Fields of Lavender


So easy. So elegant. So good.

Crème brulée, also known as burnt cream, is very often an understated dessert. Its silky smooth custard base is made with cream, sugar, vanilla and egg yolks ~ ingredients that you no doubt already have on hand, and it can be pulled together quickly and just needs enough time to chill in the refrigerator before serving. A top layer of crunchy, carmelized sugar adds to its rich and creamy decadence.  Most recipes call for using a butane kitchen torch to burn the sugar, but it can also be done under an oven broiler.  There's no need to buy special equipment. 

I splurged on a tin of dried lavender flowers for this cocktail recipe and happened to remember a recipe I'd seen years ago on a now defunct blog called "Fresh Approach Cooking" for this lovely lavender infused crème brulée.
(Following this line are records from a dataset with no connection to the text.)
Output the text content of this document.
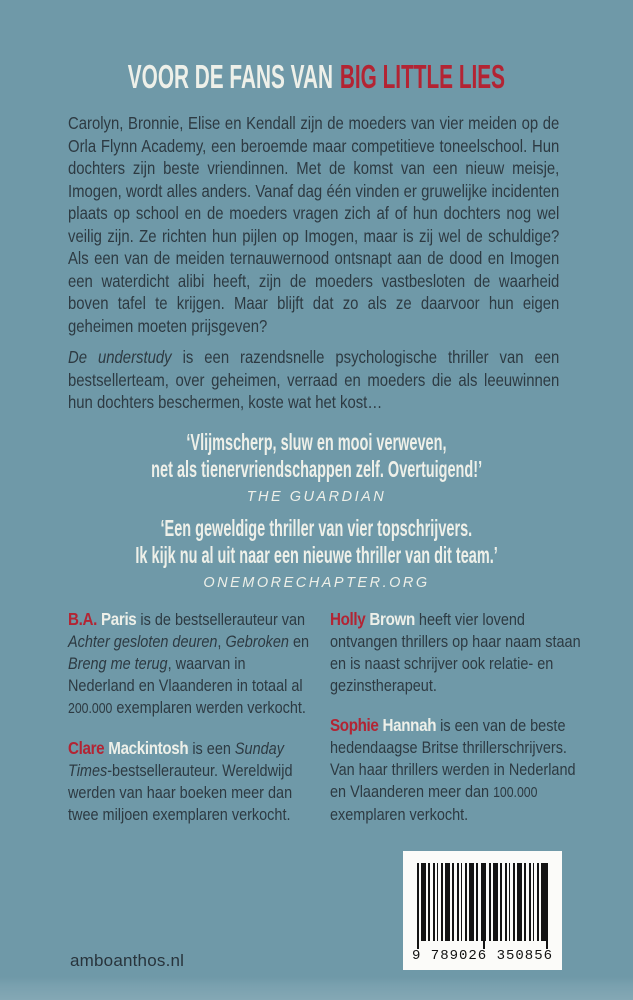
VOOR DE FANS VAN BIG LITTLE LIES

Carolyn, Bronnie, Elise en Kendall zijn de moeders van vier meiden op de Orla Flynn Academy, een beroemde maar competitieve toneelschool. Hun dochters zijn beste vriendinnen. Met de komst van een nieuw meisje, Imogen, wordt alles anders. Vanaf dag één vinden er gruwelijke incidenten plaats op school en de moeders vragen zich af of hun dochters nog wel veilig zijn. Ze richten hun pijlen op Imogen, maar is zij wel de schuldige? Als een van de meiden ternauwernood ontsnapt aan de dood en Imogen een waterdicht alibi heeft, zijn de moeders vastbesloten de waarheid boven tafel te krijgen. Maar blijft dat zo als ze daarvoor hun eigen geheimen moeten prijsgeven?

De understudy is een razendsnelle psychologische thriller van een bestsellerteam, over geheimen, verraad en moeders die als leeuwinnen hun dochters beschermen, koste wat het kost…

‘Vlijmscherp, sluw en mooi verweven,
net als tienervriendschappen zelf. Overtuigend!’
THE GUARDIAN
‘Een geweldige thriller van vier topschrijvers.
Ik kijk nu al uit naar een nieuwe thriller van dit team.’
ONEMORECHAPTER.ORG

B.A. Paris is de bestsellerauteur van Achter gesloten deuren, Gebroken en Breng me terug, waarvan in Nederland en Vlaanderen in totaal al 200.000 exemplaren werden verkocht.

Clare Mackintosh is een Sunday Times-bestsellerauteur. Wereldwijd werden van haar boeken meer dan twee miljoen exemplaren verkocht.

Holly Brown heeft vier lovend ontvangen thrillers op haar naam staan en is naast schrijver ook relatie- en gezinstherapeut.

Sophie Hannah is een van de beste hedendaagse Britse thrillerschrijvers. Van haar thrillers werden in Nederland en Vlaanderen meer dan 100.000 exemplaren verkocht.

9 789026 350856
amboanthos.nl
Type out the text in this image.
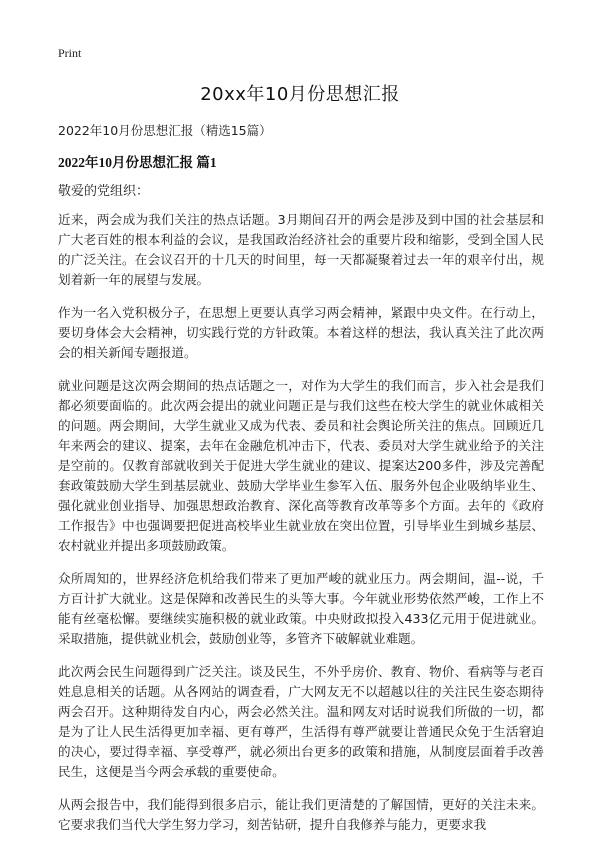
Print
20xx年10月份思想汇报

2022年10月份思想汇报（精选15篇）

2022年10月份思想汇报 篇1

敬爱的党组织：

近来，两会成为我们关注的热点话题。3月期间召开的两会是涉及到中国的社会基层和广大老百姓的根本利益的会议，是我国政治经济社会的重要片段和缩影，受到全国人民的广泛关注。在会议召开的十几天的时间里，每一天都凝聚着过去一年的艰辛付出，规划着新一年的展望与发展。

作为一名入党积极分子，在思想上更要认真学习两会精神，紧跟中央文件。在行动上，要切身体会大会精神，切实践行党的方针政策。本着这样的想法，我认真关注了此次两会的相关新闻专题报道。

就业问题是这次两会期间的热点话题之一，对作为大学生的我们而言，步入社会是我们都必须要面临的。此次两会提出的就业问题正是与我们这些在校大学生的就业休戚相关的问题。两会期间，大学生就业又成为代表、委员和社会舆论所关注的焦点。回顾近几年来两会的建议、提案，去年在金融危机冲击下，代表、委员对大学生就业给予的关注是空前的。仅教育部就收到关于促进大学生就业的建议、提案达200多件，涉及完善配套政策鼓励大学生到基层就业、鼓励大学毕业生参军入伍、服务外包企业吸纳毕业生、强化就业创业指导、加强思想政治教育、深化高等教育改革等多个方面。去年的《政府工作报告》中也强调要把促进高校毕业生就业放在突出位置，引导毕业生到城乡基层、农村就业并提出多项鼓励政策。

众所周知的，世界经济危机给我们带来了更加严峻的就业压力。两会期间，温--说，千方百计扩大就业。这是保障和改善民生的头等大事。今年就业形势依然严峻，工作上不能有丝毫松懈。要继续实施积极的就业政策。中央财政拟投入433亿元用于促进就业。采取措施，提供就业机会，鼓励创业等，多管齐下破解就业难题。

此次两会民生问题得到广泛关注。谈及民生，不外乎房价、教育、物价、看病等与老百姓息息相关的话题。从各网站的调查看，广大网友无不以超越以往的关注民生姿态期待两会召开。这种期待发自内心，两会必然关注。温和网友对话时说我们所做的一切，都是为了让人民生活得更加幸福、更有尊严，生活得有尊严就要让普通民众免于生活窘迫的决心，要过得幸福、享受尊严，就必须出台更多的政策和措施，从制度层面着手改善民生，这便是当今两会承载的重要使命。

从两会报告中，我们能得到很多启示，能让我们更清楚的了解国情，更好的关注未来。它要求我们当代大学生努力学习，刻苦钻研，提升自我修养与能力，更要求我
It's simply amazing at how a bit of lavender infused in warm cream for just a few minutes can evoke a feeling and image of frolicking in a field of purple lavender blooms somewhere in the south of France, the air heavy with floral perfume.    

Serve this as an elegant end to any meal and I promise you won't be disappointed.


Lavender Infused Crème Brulée
by Rachael of Fresh Approach Cooking

4 ½ cups heavy cream
3 Tbsp dried lavender flower, or 4 tablespoons fresh
6 egg yolks
1/3 cup granulated white sugar
Additonal sugar to top


Heat your oven to 300F.

In a large saucepan, combine the cream and lavender and bring to a gentle boil. Remove from the heat and let the lavender infuse with the cream for 5 minutes.

Whisk the egg yolks and 1/3 cup sugar until light and creamy. Strain the lavender buds from the cream. Slowly pour the cream into the egg and sugar mixture, blending well.

Divide the cream between 6 ramekins. Put into a pan and carefully fill the pan with warm water, until it reaches halfway up the sides of the ramekins.

Bake custards until set around the edges, but still loose in the center, about 40 to 50 minutes. Remove from oven and leave in the water bath until cooled. Remove the ramekins and chill for at least 1 hour, or up to 2 days.

To serve, sprinkle one teaspoon of sugar over each custard. Melt the sugar with a blow-torch or place under broiler. It's a good idea to re-chill custards for a few minutes before serving.